Hasta que, por fin, el último maniquí de paja fue apuñalado, la última ignorante charla acerca de cómo ver sin ser visto escuchada, el último kilómetro caminado. El Pelotón Diez desfiló para sus últimos ejercicios, y acto seguido vinieron las entrevistas personales a solas con dos oficiales en el miserable barracón donde habían tenido lugar las conferencias.
Bush se encontró frente al capitán Howes, un hombre calvo, y el capitán Stanhope.
—Puede sentarse —dijo Stanhope—. Le haremos una serie de preguntas, sólo para comprobar sus conocimientos y su rapidez de reacción. ¿Qué es lo que está mal en esta frase?: “La naturaleza y las leyes de la naturaleza estaban ocultas por la noche. Dios dijo: ‘Hágase Newton’, y la luz fue hecha”.
—Es una cita exacta de algún poeta que… ¿Pope? Pero no es cierta. No existe Dios, y Newton no iluminó tanto como suponía su generación.

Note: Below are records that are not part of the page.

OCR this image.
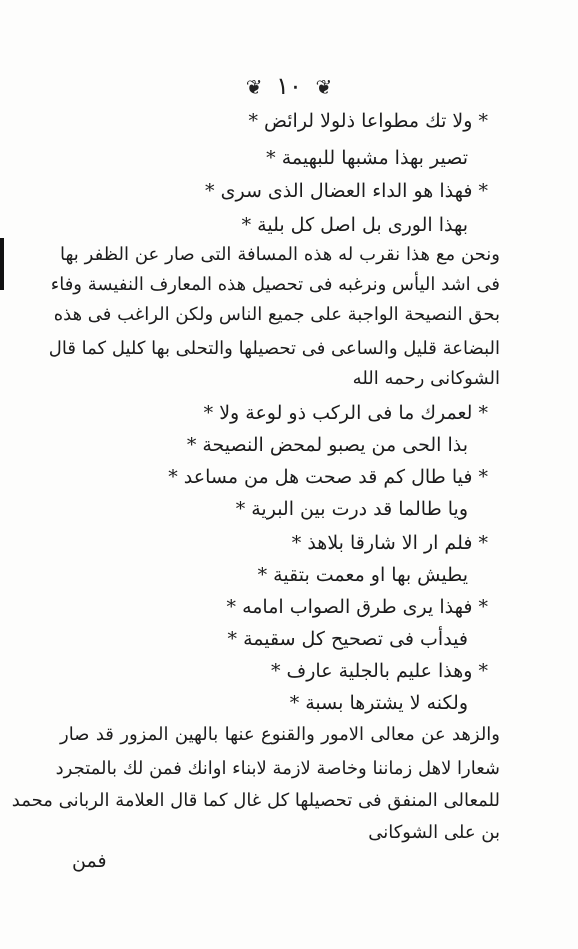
❦ ١٠ ❦
* ولا تك مطواعا ذلولا لرائض *
تصير بهذا مشبها للبهيمة *
* فهذا هو الداء العضال الذى سرى *
بهذا الورى بل اصل كل بلية *
ونحن مع هذا نقرب له هذه المسافة التى صار عن الظفر بها
فى اشد اليأس ونرغبه فى تحصيل هذه المعارف النفيسة وفاء
بحق النصيحة الواجبة على جميع الناس ولكن الراغب فى هذه
البضاعة قليل والساعى فى تحصيلها والتحلى بها كليل كما قال
الشوكانى رحمه الله
* لعمرك ما فى الركب ذو لوعة ولا *
بذا الحى من يصبو لمحض النصيحة *
* فيا طال كم قد صحت هل من مساعد *
ويا طالما قد درت بين البرية *
* فلم ار الا شارقا بلاهذ *
يطيش بها او معمت بتقية *
* فهذا يرى طرق الصواب امامه *
فيدأب فى تصحيح كل سقيمة *
* وهذا عليم بالجلية عارف *
ولكنه لا يشترها بسبة *
والزهد عن معالى الامور والقنوع عنها بالهين المزور قد صار
شعارا لاهل زماننا وخاصة لازمة لابناء اوانك فمن لك بالمتجرد
للمعالى المنفق فى تحصيلها كل غال كما قال العلامة الربانى محمد
بن على الشوكانى
فمن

—¿Qué está mal en la frase: “El régimen están equivocados persiguiendo a Silverstone”?
—El sujeto en singular nunca puede ir seguido de un verbo en plural.
Stanhope frunció el ceño.
—¿Qué más?
—No sé.
—¿Por qué no?
—¿Qué régimen? ¿Qué Silverstone? No sé.
—La siguiente pregunta…
Continuaron a través de un laberinto de trivialidades, con los dos capitanes turnándose en el interrogatorio, mirando a Bush sombríamente cuando le tocaba preguntar al otro. Finalmente la farsa terminó.

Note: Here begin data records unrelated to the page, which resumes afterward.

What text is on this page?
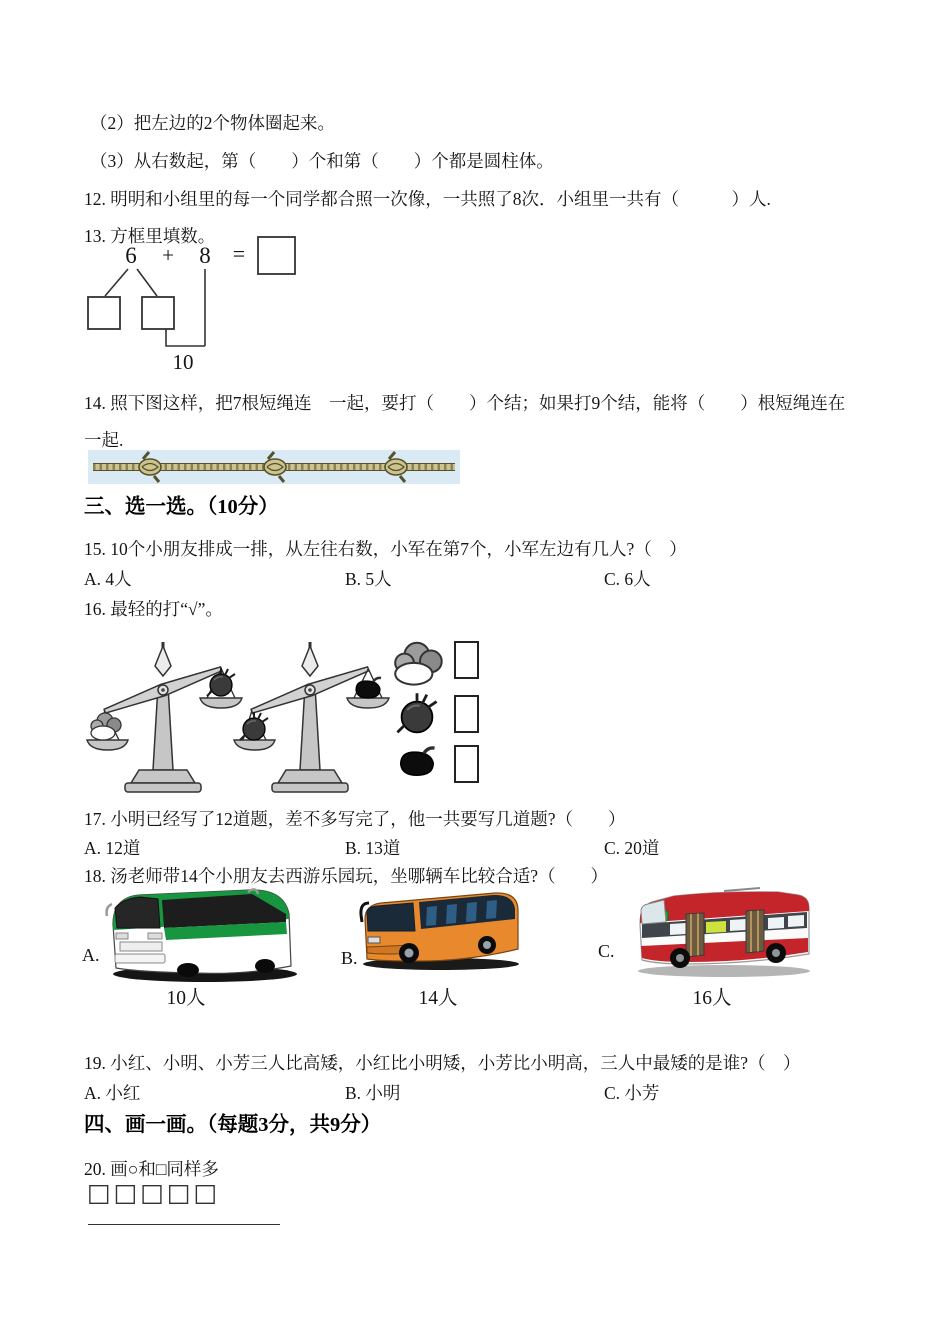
（2）把左边的2个物体圈起来。
（3）从右数起，第（　　）个和第（　　）个都是圆柱体。
12. 明明和小组里的每一个同学都合照一次像，一共照了8次．小组里一共有（　　　）人.
13. 方框里填数。
6 + 8 =
10
14. 照下图这样，把7根短绳连　一起，要打（　　）个结；如果打9个结，能将（　　）根短绳连在
一起.
三、选一选。（10分）
15. 10个小朋友排成一排，从左往右数，小军在第7个，小军左边有几人?（　）
A. 4人	B. 5人	C. 6人
16. 最轻的打“√”。
17. 小明已经写了12道题，差不多写完了，他一共要写几道题?（　　）
A. 12道	B. 13道	C. 20道
18. 汤老师带14个小朋友去西游乐园玩，坐哪辆车比较合适?（　　）
A.
10人
B.
14人
C.
16人
19. 小红、小明、小芳三人比高矮，小红比小明矮，小芳比小明高，三人中最矮的是谁?（　）
A. 小红	B. 小明	C. 小芳
四、画一画。（每题3分，共9分）
20. 画○和□同样多
□□□□□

El capitán Howes carraspeó y dijo:
—Cadete Edward Bush, nos complace informarle que ha pasado usted su prueba. Le concedemos un coeficiente de un ochenta y nueve por ciento, con la mención de que posee usted una personalidad inestable particularmente dotada para el viaje mental. Esperamos enviarlo a una misión especial al pasado dentro de pocos días.
—¿Qué tipo de misión?
Howes rió sin demasiadas ganas. Era un hombre alto, bien parecido, y algo más controlado que Stanhope.